At daybreak on the s. car you were desperate with hope that ________ would become your new Springtime spot, but now with this beagle startling the yellow-rumped warblers which you had fieldcraft enough to never spook and scatter, you wish to explode upon the simpering scoundrel who thinks it perfectly reasonable to own an unbalanced beast in the city, almost certainly claustered in a too-small and fetid apartment and unable to go anything but bonkers when unloosed into this waterside park, an accidental bird sanctuary (and yes and yes the cruelties of uncaring municipalities on whom natural history and proper living will forever be lost – DOGS MUST BE DISALLOWED!)
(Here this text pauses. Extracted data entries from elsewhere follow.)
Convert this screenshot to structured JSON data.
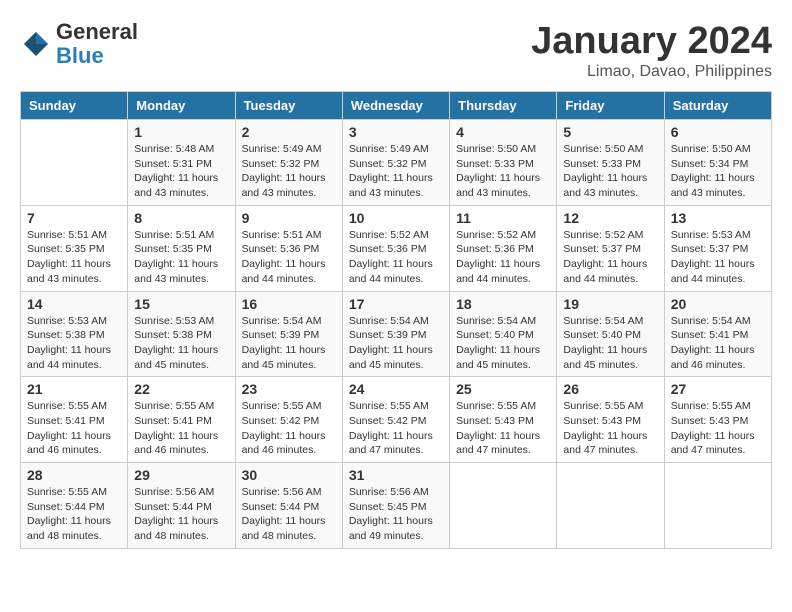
{
  "logo": {
    "line1": "General",
    "line2": "Blue"
  },
  "title": "January 2024",
  "subtitle": "Limao, Davao, Philippines",
  "days_of_week": [
    "Sunday",
    "Monday",
    "Tuesday",
    "Wednesday",
    "Thursday",
    "Friday",
    "Saturday"
  ],
  "weeks": [
    [
      {
        "day": "",
        "info": ""
      },
      {
        "day": "1",
        "info": "Sunrise: 5:48 AM\nSunset: 5:31 PM\nDaylight: 11 hours\nand 43 minutes."
      },
      {
        "day": "2",
        "info": "Sunrise: 5:49 AM\nSunset: 5:32 PM\nDaylight: 11 hours\nand 43 minutes."
      },
      {
        "day": "3",
        "info": "Sunrise: 5:49 AM\nSunset: 5:32 PM\nDaylight: 11 hours\nand 43 minutes."
      },
      {
        "day": "4",
        "info": "Sunrise: 5:50 AM\nSunset: 5:33 PM\nDaylight: 11 hours\nand 43 minutes."
      },
      {
        "day": "5",
        "info": "Sunrise: 5:50 AM\nSunset: 5:33 PM\nDaylight: 11 hours\nand 43 minutes."
      },
      {
        "day": "6",
        "info": "Sunrise: 5:50 AM\nSunset: 5:34 PM\nDaylight: 11 hours\nand 43 minutes."
      }
    ],
    [
      {
        "day": "7",
        "info": "Sunrise: 5:51 AM\nSunset: 5:35 PM\nDaylight: 11 hours\nand 43 minutes."
      },
      {
        "day": "8",
        "info": "Sunrise: 5:51 AM\nSunset: 5:35 PM\nDaylight: 11 hours\nand 43 minutes."
      },
      {
        "day": "9",
        "info": "Sunrise: 5:51 AM\nSunset: 5:36 PM\nDaylight: 11 hours\nand 44 minutes."
      },
      {
        "day": "10",
        "info": "Sunrise: 5:52 AM\nSunset: 5:36 PM\nDaylight: 11 hours\nand 44 minutes."
      },
      {
        "day": "11",
        "info": "Sunrise: 5:52 AM\nSunset: 5:36 PM\nDaylight: 11 hours\nand 44 minutes."
      },
      {
        "day": "12",
        "info": "Sunrise: 5:52 AM\nSunset: 5:37 PM\nDaylight: 11 hours\nand 44 minutes."
      },
      {
        "day": "13",
        "info": "Sunrise: 5:53 AM\nSunset: 5:37 PM\nDaylight: 11 hours\nand 44 minutes."
      }
    ],
    [
      {
        "day": "14",
        "info": "Sunrise: 5:53 AM\nSunset: 5:38 PM\nDaylight: 11 hours\nand 44 minutes."
      },
      {
        "day": "15",
        "info": "Sunrise: 5:53 AM\nSunset: 5:38 PM\nDaylight: 11 hours\nand 45 minutes."
      },
      {
        "day": "16",
        "info": "Sunrise: 5:54 AM\nSunset: 5:39 PM\nDaylight: 11 hours\nand 45 minutes."
      },
      {
        "day": "17",
        "info": "Sunrise: 5:54 AM\nSunset: 5:39 PM\nDaylight: 11 hours\nand 45 minutes."
      },
      {
        "day": "18",
        "info": "Sunrise: 5:54 AM\nSunset: 5:40 PM\nDaylight: 11 hours\nand 45 minutes."
      },
      {
        "day": "19",
        "info": "Sunrise: 5:54 AM\nSunset: 5:40 PM\nDaylight: 11 hours\nand 45 minutes."
      },
      {
        "day": "20",
        "info": "Sunrise: 5:54 AM\nSunset: 5:41 PM\nDaylight: 11 hours\nand 46 minutes."
      }
    ],
    [
      {
        "day": "21",
        "info": "Sunrise: 5:55 AM\nSunset: 5:41 PM\nDaylight: 11 hours\nand 46 minutes."
      },
      {
        "day": "22",
        "info": "Sunrise: 5:55 AM\nSunset: 5:41 PM\nDaylight: 11 hours\nand 46 minutes."
      },
      {
        "day": "23",
        "info": "Sunrise: 5:55 AM\nSunset: 5:42 PM\nDaylight: 11 hours\nand 46 minutes."
      },
      {
        "day": "24",
        "info": "Sunrise: 5:55 AM\nSunset: 5:42 PM\nDaylight: 11 hours\nand 47 minutes."
      },
      {
        "day": "25",
        "info": "Sunrise: 5:55 AM\nSunset: 5:43 PM\nDaylight: 11 hours\nand 47 minutes."
      },
      {
        "day": "26",
        "info": "Sunrise: 5:55 AM\nSunset: 5:43 PM\nDaylight: 11 hours\nand 47 minutes."
      },
      {
        "day": "27",
        "info": "Sunrise: 5:55 AM\nSunset: 5:43 PM\nDaylight: 11 hours\nand 47 minutes."
      }
    ],
    [
      {
        "day": "28",
        "info": "Sunrise: 5:55 AM\nSunset: 5:44 PM\nDaylight: 11 hours\nand 48 minutes."
      },
      {
        "day": "29",
        "info": "Sunrise: 5:56 AM\nSunset: 5:44 PM\nDaylight: 11 hours\nand 48 minutes."
      },
      {
        "day": "30",
        "info": "Sunrise: 5:56 AM\nSunset: 5:44 PM\nDaylight: 11 hours\nand 48 minutes."
      },
      {
        "day": "31",
        "info": "Sunrise: 5:56 AM\nSunset: 5:45 PM\nDaylight: 11 hours\nand 49 minutes."
      },
      {
        "day": "",
        "info": ""
      },
      {
        "day": "",
        "info": ""
      },
      {
        "day": "",
        "info": ""
      }
    ]
  ]
}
Always of consolation is the ritual cataloguing and so you prepare your avian inventory: the new fox sparrows, phoebes paired already and twisting on their buckthorn branches by the water, flickers, constant kinglets, and of course the YRWs whose deliriant abundance would under easier circumstances cause you to caper.

NOTA BENE:
I was a little bit angry in April but I’m feeling much better now. There is no need to fear calamitous outburst from y.t., nor should the fine folks write me off as non compos mentis, no indeed! And RE dogs: so boon a companion to many a denizen! Semper fidelis and that’s just the beginning! Is it not impossible to feel anything but affection for a dog with his head out the window of a quickly-moving pickup truck, ears flapping, relishing the breeze? Show me the monster who would impugn the importance of a working dog! And what’s so terrific about yellow-rumped warblers anyhow? They’re drab and they’re vimless, usually nervous, they sing a boring song, and never ever will they smother you with kisses and love?